Three months ago the document formed the basis of a report in the New York Times (NYT) which said that Josep Lluis Alay, Puigdemont’s chief of staff, met with “current Russian officials, former intelligence officers and the well-connected grandson of a KGB spymaster”.
The aim said the paper “was to secure Russia’s help in severing Catalonia from the rest of Spain”.
Puigdemont and Alay confirmed they had travelled to Moscow, but as part of a regular outreach programme to foreign officials and journalists.
Alay told the NYT any suggestion they were seeking assistance from Russia was “a fantasy story created by Madrid”.

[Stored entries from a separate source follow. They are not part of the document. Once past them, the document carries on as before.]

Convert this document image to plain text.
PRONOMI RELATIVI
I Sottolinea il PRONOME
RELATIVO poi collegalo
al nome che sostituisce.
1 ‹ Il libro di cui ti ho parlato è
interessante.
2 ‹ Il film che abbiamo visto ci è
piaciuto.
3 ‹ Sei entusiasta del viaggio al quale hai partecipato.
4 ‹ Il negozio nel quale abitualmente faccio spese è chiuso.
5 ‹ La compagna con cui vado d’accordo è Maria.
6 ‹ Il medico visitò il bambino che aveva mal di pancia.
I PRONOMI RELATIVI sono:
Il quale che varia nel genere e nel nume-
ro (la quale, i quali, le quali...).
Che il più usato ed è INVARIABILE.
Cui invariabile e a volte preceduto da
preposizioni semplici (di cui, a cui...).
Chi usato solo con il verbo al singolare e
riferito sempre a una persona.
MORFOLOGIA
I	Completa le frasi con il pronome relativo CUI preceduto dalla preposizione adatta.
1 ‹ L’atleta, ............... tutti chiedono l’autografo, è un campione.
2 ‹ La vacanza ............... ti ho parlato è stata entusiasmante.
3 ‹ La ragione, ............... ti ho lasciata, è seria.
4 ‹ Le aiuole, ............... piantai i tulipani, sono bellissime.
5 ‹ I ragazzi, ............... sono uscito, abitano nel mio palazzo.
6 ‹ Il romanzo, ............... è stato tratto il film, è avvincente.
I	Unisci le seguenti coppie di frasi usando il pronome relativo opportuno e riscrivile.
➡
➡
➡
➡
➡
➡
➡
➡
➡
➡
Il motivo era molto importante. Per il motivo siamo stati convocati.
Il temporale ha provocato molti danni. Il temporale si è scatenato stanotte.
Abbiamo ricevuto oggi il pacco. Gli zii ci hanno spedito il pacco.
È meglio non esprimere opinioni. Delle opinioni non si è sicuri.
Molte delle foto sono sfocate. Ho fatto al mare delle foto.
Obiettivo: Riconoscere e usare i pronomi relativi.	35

Puigdemont and his fellow exiled Catalan MEPs, Clara Ponsati and Toni Comin, filed a question to the European Commission demanding explanations for the report, which was said to be written by the EU Intelligence Analysis Centre (EU INTCEN), one of the main sources for the NYT’s narrative.

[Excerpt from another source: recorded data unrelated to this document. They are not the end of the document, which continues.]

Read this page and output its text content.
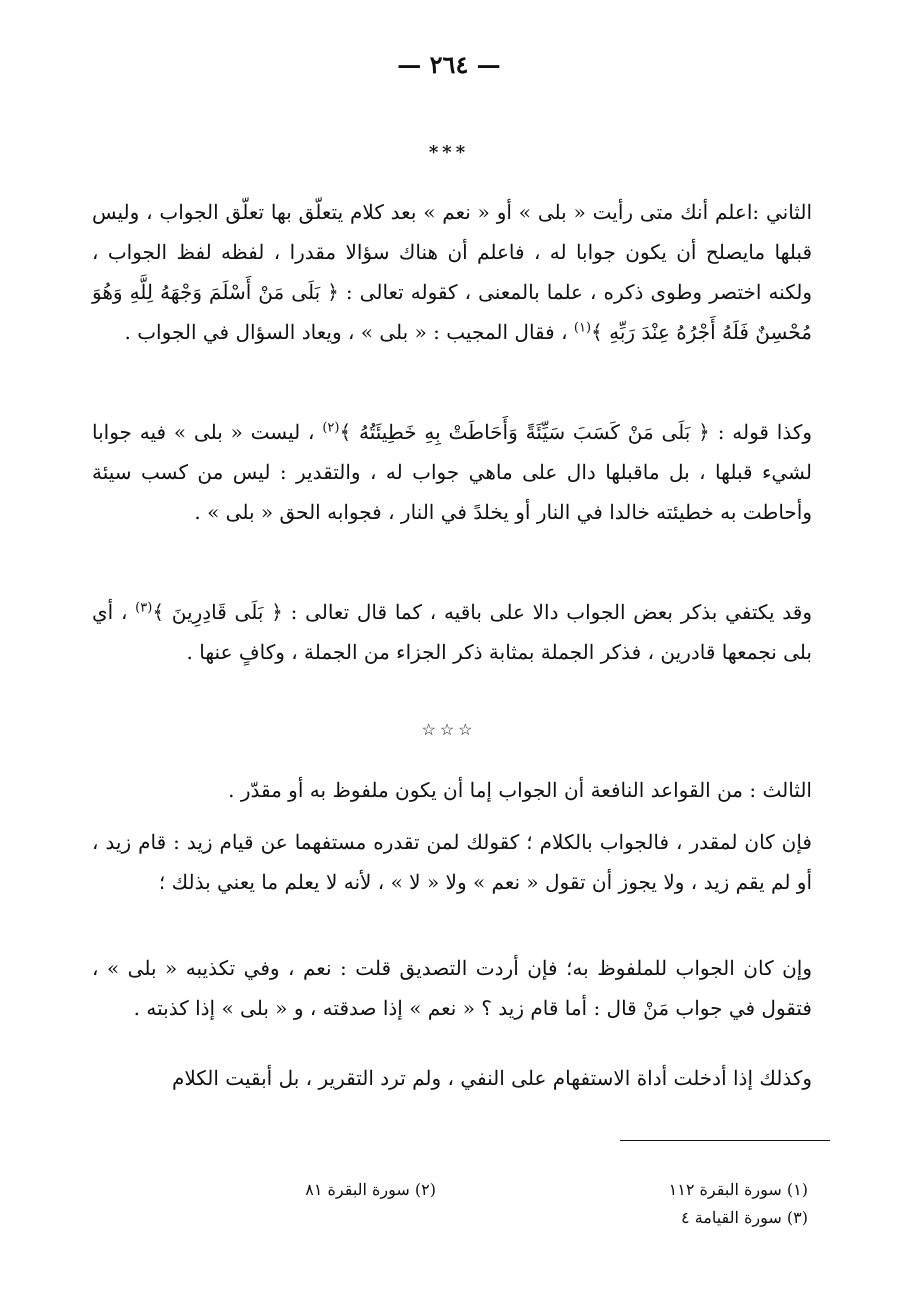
— ٢٦٤ —
***
الثاني :اعلم أنك متى رأيت « بلى » أو « نعم » بعد كلام يتعلّق بها تعلّق الجواب ، وليس قبلها مايصلح أن يكون جوابا له ، فاعلم أن هناك سؤالا مقدرا ، لفظه لفظ الجواب ، ولكنه اختصر وطوى ذكره ، علما بالمعنى ، كقوله تعالى : ﴿ بَلَى مَنْ أَسْلَمَ وَجْهَهُ لِلَّهِ وَهُوَ مُحْسِنٌ فَلَهُ أَجْرُهُ عِنْدَ رَبِّهِ ﴾$^{(١)}$ ، فقال المجيب : « بلى » ، ويعاد السؤال في الجواب .
وكذا قوله : ﴿ بَلَى مَنْ كَسَبَ سَيِّئَةً وَأَحَاطَتْ بِهِ خَطِيئَتُهُ ﴾$^{(٢)}$ ، ليست « بلى » فيه جوابا لشيء قبلها ، بل ماقبلها دال على ماهي جواب له ، والتقدير : ليس من كسب سيئة وأحاطت به خطيئته خالدا في النار أو يخلدً في النار ، فجوابه الحق « بلى » .
وقد يكتفي بذكر بعض الجواب دالا على باقيه ، كما قال تعالى : ﴿ بَلَى قَادِرِينَ ﴾$^{(٣)}$ ، أي بلى نجمعها قادرين ، فذكر الجملة بمثابة ذكر الجزاء من الجملة ، وكافٍ عنها .
☆☆☆
الثالث : من القواعد النافعة أن الجواب إما أن يكون ملفوظ به أو مقدّر .
فإن كان لمقدر ، فالجواب بالكلام ؛ كقولك لمن تقدره مستفهما عن قيام زيد : قام زيد ، أو لم يقم زيد ، ولا يجوز أن تقول « نعم » ولا « لا » ، لأنه لا يعلم ما يعني بذلك ؛
وإن كان الجواب للملفوظ به؛ فإن أردت التصديق قلت : نعم ، وفي تكذيبه « بلى » ، فتقول في جواب مَنْ قال : أما قام زيد ؟ « نعم » إذا صدقته ، و « بلى » إذا كذبته .
وكذلك إذا أدخلت أداة الاستفهام على النفي ، ولم ترد التقرير ، بل أبقيت الكلام
(١) سورة البقرة ١١٢
(٢) سورة البقرة ٨١
(٣) سورة القيامة ٤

Of course the story was picked up by some Catalan media and triggered quite a storm, but now the anti-independence Catalan Josep Borrell, the EU’s High Representative for Foreign Affairs and Security Policy, speaking on the commission’s behalf, has admitted it was fake news.

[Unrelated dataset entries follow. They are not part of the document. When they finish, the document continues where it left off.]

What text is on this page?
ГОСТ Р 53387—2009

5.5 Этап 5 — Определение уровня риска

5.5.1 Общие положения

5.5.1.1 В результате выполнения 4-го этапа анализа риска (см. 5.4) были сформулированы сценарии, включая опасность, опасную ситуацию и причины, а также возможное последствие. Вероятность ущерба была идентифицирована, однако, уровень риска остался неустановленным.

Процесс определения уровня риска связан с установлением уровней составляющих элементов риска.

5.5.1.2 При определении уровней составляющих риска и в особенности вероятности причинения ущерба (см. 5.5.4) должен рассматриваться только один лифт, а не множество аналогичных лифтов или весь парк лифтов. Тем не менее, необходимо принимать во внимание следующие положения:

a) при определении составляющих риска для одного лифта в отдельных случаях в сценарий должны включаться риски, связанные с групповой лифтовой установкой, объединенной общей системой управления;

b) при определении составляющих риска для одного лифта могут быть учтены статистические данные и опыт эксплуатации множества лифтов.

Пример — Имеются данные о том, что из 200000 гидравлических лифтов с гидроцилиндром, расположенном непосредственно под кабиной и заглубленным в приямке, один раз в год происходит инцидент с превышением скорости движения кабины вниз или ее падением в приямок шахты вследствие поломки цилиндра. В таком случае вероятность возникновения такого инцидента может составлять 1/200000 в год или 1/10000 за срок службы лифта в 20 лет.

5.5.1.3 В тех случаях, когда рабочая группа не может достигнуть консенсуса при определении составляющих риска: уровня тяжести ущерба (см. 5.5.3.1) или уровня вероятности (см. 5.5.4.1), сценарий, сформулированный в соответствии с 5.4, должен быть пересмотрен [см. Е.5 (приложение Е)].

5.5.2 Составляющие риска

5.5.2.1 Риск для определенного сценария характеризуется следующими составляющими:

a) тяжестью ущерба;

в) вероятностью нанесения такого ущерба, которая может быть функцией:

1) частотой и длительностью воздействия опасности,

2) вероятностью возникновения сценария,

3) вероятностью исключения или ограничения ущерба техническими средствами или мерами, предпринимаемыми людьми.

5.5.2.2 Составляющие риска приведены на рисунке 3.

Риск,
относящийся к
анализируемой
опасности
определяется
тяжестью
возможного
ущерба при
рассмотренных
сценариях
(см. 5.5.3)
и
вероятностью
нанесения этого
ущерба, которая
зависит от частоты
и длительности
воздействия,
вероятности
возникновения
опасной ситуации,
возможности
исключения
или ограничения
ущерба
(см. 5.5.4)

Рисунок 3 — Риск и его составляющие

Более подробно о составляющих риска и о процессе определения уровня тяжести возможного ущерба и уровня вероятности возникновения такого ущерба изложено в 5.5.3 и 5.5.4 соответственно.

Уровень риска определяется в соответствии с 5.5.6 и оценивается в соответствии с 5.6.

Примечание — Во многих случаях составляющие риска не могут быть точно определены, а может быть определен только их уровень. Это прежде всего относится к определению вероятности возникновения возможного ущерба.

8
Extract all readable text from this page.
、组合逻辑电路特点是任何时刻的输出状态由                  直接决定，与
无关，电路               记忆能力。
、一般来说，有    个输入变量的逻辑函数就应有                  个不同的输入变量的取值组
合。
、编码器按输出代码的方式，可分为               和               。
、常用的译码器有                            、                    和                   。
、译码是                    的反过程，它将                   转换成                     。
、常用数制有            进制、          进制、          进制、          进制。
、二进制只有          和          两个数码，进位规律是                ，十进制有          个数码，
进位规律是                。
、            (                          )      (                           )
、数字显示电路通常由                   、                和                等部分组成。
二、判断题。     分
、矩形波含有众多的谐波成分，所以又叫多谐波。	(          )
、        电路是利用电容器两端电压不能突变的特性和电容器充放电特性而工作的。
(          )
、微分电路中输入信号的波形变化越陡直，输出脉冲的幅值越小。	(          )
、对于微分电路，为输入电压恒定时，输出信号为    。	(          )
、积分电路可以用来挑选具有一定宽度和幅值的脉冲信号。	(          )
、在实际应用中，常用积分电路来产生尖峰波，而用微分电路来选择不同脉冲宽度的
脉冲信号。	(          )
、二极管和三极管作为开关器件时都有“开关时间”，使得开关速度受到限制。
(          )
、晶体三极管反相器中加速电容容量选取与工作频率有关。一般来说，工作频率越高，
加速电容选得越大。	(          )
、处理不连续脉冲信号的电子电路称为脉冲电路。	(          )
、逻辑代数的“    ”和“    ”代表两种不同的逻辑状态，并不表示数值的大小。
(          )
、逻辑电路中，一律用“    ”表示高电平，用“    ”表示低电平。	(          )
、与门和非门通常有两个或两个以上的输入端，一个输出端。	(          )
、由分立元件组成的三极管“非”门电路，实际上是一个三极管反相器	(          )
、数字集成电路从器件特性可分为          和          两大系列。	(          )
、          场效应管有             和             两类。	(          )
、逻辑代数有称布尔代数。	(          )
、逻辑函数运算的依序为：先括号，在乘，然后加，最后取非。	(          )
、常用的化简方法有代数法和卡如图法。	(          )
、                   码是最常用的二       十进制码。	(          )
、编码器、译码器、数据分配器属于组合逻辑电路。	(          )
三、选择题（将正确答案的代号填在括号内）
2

He said: “EU INTCEN is not the author of the report mentioned in the New York Times article … [and] does not know who the author of the report in question is.”
Cue red faces all round and some ridicule.
On Twitter, Puigdemont said the most important thing, apart from the report itself, was that Europe did not know who may have written it.
He said: “If the European intelligence agency officially declares that they do not know who may have made the report, either the agency is very unintelligent or it is not interested in being involved in a case full of falsehoods.”
Alay, also on Twitter, blamed the Spanish government: “The most surprising and embarrassing thing is that some Catalan politicians and journalists took for granted the story made by the state sewers.”
Ridicule came from Catalan media, including VilaWeb.cat, where Vicent Partal wrote that the NYT had said it reviewed the 10-page security report before publishing the article.
In an editorial, he wrote: “It's good that this has been clarified, but I think it would be good to remember today that the manoeuvre was obvious from the first minute.
“It was obvious that it had nothing to do with journalism. And he only deceived those who wanted to be deceived.”
Partal said the day after the NYT story appeared, he disassembled it in an editorial “without much effort … partly because the text fell apart”.